Patricia Baines-Lake of the Lansing Housing Commission Non Profit Development Corp., the nonprofit entity that owns the former School for the Blind, said anyone who attends the event will be trespassing.


“We will prosecute. Absolutely no one has authorization from the building’s owners to conduct any event there nor to enter the premises,” Baines-Lake said today. “We’re respectfully requesting that if you bought tickets or plan to participate that you ask for your money back and refuse to attend. If we all stand up and say no, this event will not occur.


“In the event people decide to come anyway, we do intend to use the full force of all the authority we have to shut it down,” Baines-Lake said.


Local artist Geoph Aldora Espen planned to host “The Haunted Art Exhibition” in what Baines-Lake said is the Abigail building that served as a student dormitory when the School for the Blind was open. Read more about the planned event here.


Despite objections from Baines-Lake and one other city official, Espen told City Pulse Thursday he plans to still hold the show.


“Lansing needs The Haunted Art Exhibition,” he said. “I intend to simply walk in like I always have. … This event has the potential to enrich Lansing’s cultural and artistic identity in a massive way. I am very young and represent the next generation of movers and shakers in the Lansing area.”

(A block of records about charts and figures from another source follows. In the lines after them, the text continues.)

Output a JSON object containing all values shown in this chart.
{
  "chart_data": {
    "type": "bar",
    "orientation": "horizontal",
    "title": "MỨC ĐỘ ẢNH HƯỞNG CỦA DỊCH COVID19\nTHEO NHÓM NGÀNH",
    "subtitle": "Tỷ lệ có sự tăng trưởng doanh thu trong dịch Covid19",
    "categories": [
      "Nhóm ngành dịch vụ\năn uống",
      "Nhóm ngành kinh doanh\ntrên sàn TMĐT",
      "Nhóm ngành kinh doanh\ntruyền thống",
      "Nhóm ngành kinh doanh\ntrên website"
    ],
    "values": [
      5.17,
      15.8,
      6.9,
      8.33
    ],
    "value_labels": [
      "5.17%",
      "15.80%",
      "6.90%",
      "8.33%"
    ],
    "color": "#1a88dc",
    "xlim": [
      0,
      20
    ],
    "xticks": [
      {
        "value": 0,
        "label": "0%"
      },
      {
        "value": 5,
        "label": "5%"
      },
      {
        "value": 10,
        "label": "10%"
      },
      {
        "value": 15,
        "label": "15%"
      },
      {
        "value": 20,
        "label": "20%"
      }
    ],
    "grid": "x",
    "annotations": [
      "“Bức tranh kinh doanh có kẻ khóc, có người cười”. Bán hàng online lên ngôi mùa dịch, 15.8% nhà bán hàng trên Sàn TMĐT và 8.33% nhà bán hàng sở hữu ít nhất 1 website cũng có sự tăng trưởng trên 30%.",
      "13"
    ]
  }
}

Bob Johnson, director of Lansing’s Department of Planning and Neighborhood Development, told City Pulse that Lansing police officers will be on hand to make sure no one enters the building. Not only would attendees be trespassing on private property without permission, Johnson said, but also the building is unsafe to begin with.


Baines-Lake said the nonprofit that owns the building is a separate entity from the Lansing Housing Commission. Money spent on maintaining the site does not come from the federal government.


Baines-Lake said “someone breaks in” to the building “weekly.” The building has been “boarded and re-boarded” after incidents occur.